Придерживая дверь для Ричи, я в последний раз взглянул на Конора: он смотрел в пустоту и, как я ему и велел, напряженно думал.
* * *
– Слышал? – спросил я Ричи, когда мы вышли в коридор. – Там где-то спрятан мотив. Слава богу, он все-таки есть – и я его найду, даже если придется выбивать его силой.
Мое сердце бешено колотилось. Я хотел обнять Ричи, врезать по двери, так чтобы Конор подпрыгнул на стуле. Ричи водил ногтем взад-вперед по облезающей зеленой краске на стене.
– Ты так думаешь? – спросил он, не сводя глаз с двери.

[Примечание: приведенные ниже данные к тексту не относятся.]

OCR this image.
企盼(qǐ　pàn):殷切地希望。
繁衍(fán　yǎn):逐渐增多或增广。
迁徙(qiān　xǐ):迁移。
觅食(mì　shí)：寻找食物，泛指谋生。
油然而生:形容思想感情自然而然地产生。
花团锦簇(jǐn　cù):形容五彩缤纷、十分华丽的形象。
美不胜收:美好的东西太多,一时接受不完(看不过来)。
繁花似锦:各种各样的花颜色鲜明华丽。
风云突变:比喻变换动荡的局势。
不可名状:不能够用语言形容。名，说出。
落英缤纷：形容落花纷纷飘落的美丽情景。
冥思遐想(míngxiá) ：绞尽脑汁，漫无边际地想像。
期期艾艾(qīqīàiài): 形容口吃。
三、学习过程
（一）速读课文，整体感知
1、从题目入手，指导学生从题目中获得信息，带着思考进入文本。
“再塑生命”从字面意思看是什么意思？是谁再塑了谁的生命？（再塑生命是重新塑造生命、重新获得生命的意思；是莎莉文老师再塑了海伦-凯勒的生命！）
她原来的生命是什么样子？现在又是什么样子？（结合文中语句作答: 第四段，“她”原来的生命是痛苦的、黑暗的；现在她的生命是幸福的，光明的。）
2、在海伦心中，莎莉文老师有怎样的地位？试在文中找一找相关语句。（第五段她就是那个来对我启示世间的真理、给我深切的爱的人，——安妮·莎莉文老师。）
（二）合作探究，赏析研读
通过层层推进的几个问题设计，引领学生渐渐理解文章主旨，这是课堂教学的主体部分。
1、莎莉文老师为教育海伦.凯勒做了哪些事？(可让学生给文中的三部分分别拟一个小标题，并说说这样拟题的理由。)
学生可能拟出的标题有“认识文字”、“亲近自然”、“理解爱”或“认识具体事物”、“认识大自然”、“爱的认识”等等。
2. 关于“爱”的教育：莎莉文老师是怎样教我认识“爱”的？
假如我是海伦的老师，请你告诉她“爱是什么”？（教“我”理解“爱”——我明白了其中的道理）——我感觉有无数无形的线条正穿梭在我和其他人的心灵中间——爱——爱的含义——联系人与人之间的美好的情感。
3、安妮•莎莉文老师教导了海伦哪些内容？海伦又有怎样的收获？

– Да не то слово. Как только он проговорился насчет животного, то снова начал пудрить нам мозги. Не было никакого разговора про капканы и приманки. Если Пэт и Дженни ссорились и Конор стоял, практически прижав ухо к окну, тогда он мог что-то расслышать. Однако не забывай – у Спейнов двойные стекла. Прибавь шум прибоя, и самый обычный разговор уже не слышен даже с близкого расстояния. Может, он соврал только насчет тона – может, они орали друг на друга и он просто не хочет говорить нам об этом. А если нет – тогда как он узнал про зверя?
– Вошел в дом, увидел работающий компьютер и прочитал.
– Возможно. Это более вероятно, чем байки, которыми он нас кормит. Но почему сразу об этом не рассказать?
– Он не знает, вытащили мы что-то из компьютера или нет. Не хочет, чтобы мы считали, что у Пэта едет крыша, – если мы поймем, что он выгораживает Пэта.
– Еслион выгораживает. Если. – Проговорив это вслух, я начал нарезать круги по коридору. Я столько просидел за столом, что каждая мышца в моем теле подергивалась от напряжения. – А тебе не приходило в голову, как еще он мог узнать?